Proses pencoblosan Pemilu 2019 di TPS 21 LP Klas I Madiun, Rabu (17/4 - 2019). (Madiunpos.com/Abdul Jalil)
17 April 2019 14:05 WIB Abdul Jalil Madiun Share :

Madiunpos.com, MADIUN -- Sebanyak 765 orang narapidana (napi) di Lembaga Permasyarakatan (LP) Klas I Madiun tidak bisa menggunakan hak pilihnya karena tidak memiliki formulir A5 atau formulir pemilih pindah. Napi yang tidak bisa memilih itu antara lain napi kasus teroris.

Pantauan Madiunpos.com di lokasi LP Klas I Madiun, Selasa (17/4/2019) pagi, ada tiga tempat pemungutan suara di LP tersebut yaitu TPS 19, 20, dan 21. Satu per satu napi pun menuju ke bilik suara untuk menggunakan hak pilihnya.

Kepala LP Klas I Madiun, Thurman Hutapea, mengatakan total warga binaan di LP Klas I Madiun sebanyak 1.270 orang. Namun, dari jumlah warga binaan itu yang bisa menggunakan hak suaranya hanya 505 orang. Sedangkan 765 orang lainnya tidak bisa menggunakan hak pilihnya karena berbagai hal.

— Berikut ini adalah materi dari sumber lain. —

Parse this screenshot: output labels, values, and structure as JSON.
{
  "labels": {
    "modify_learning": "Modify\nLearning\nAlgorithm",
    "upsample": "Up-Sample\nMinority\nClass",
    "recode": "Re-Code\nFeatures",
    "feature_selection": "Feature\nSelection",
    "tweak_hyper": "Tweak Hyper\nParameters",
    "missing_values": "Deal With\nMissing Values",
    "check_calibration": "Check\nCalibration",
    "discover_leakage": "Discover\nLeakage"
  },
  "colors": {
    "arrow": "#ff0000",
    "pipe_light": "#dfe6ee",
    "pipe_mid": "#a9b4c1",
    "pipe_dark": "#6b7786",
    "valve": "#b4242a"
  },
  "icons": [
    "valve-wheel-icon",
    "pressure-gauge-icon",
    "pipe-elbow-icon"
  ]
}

Dia menuturkan salah satu alasan banyak napi di LP Klas I Madiun tidak bisa mencoblos karena tidak memiliki surat undangan memilih maupun surat pindah A5. Selain itu, banyak napi yang belum memiliki e-KTP sehingga tidak bisa mencoblos.

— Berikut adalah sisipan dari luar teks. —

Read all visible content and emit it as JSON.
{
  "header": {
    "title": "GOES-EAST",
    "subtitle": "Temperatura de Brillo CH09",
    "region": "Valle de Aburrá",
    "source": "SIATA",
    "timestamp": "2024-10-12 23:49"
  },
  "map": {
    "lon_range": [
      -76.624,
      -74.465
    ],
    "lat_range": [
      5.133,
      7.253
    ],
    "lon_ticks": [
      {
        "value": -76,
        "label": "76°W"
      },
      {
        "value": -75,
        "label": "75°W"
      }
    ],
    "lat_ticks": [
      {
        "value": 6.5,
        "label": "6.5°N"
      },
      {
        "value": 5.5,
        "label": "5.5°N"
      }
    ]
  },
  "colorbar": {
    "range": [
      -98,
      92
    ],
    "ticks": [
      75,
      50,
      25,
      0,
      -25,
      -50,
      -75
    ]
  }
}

"Ada 505 orang napi di LP Klas I Madiun yang bisa mencoblos. Yang asli Kota Madiun hanya ada 32 orang. Sedangkan yang lain merupakan pemilih pindah atau DPTb," jelas dia.

Thurman menyampaikan ada dua napi kasus terorisme yang juga tidak bisa mencoblos. Sebabnya, kedua napi teroris itu memang tidak mengakui NKRI dan tidak memiliki e-KTP.

"Untuk dua napiter itu Hipnu dari Solo dan Andi dari Makassar," kata dia.

Dengan banyaknya napi yang tidak bisa mencoblos, ia menyayangkan karena banyak suara yang terbuang. Menurutnya, persiapan untuk pendataan dari KPU kurang maksimal.

Salah satu napi yang tidak bisa mencoblos, Pace, menuturkan dirinya tidak bisa mencoblos karena tidak memiliki e-KTP. Napi asal Papua itu terpaksa hanya melihat aktivitas pencoblosan yang dilakukan di dalam LP.

"Saya tidak bisa mencoblos. Mau bagaimana lagi, saya ga punya KTP," kata napi yang dihukum 47 tahun penjara itu.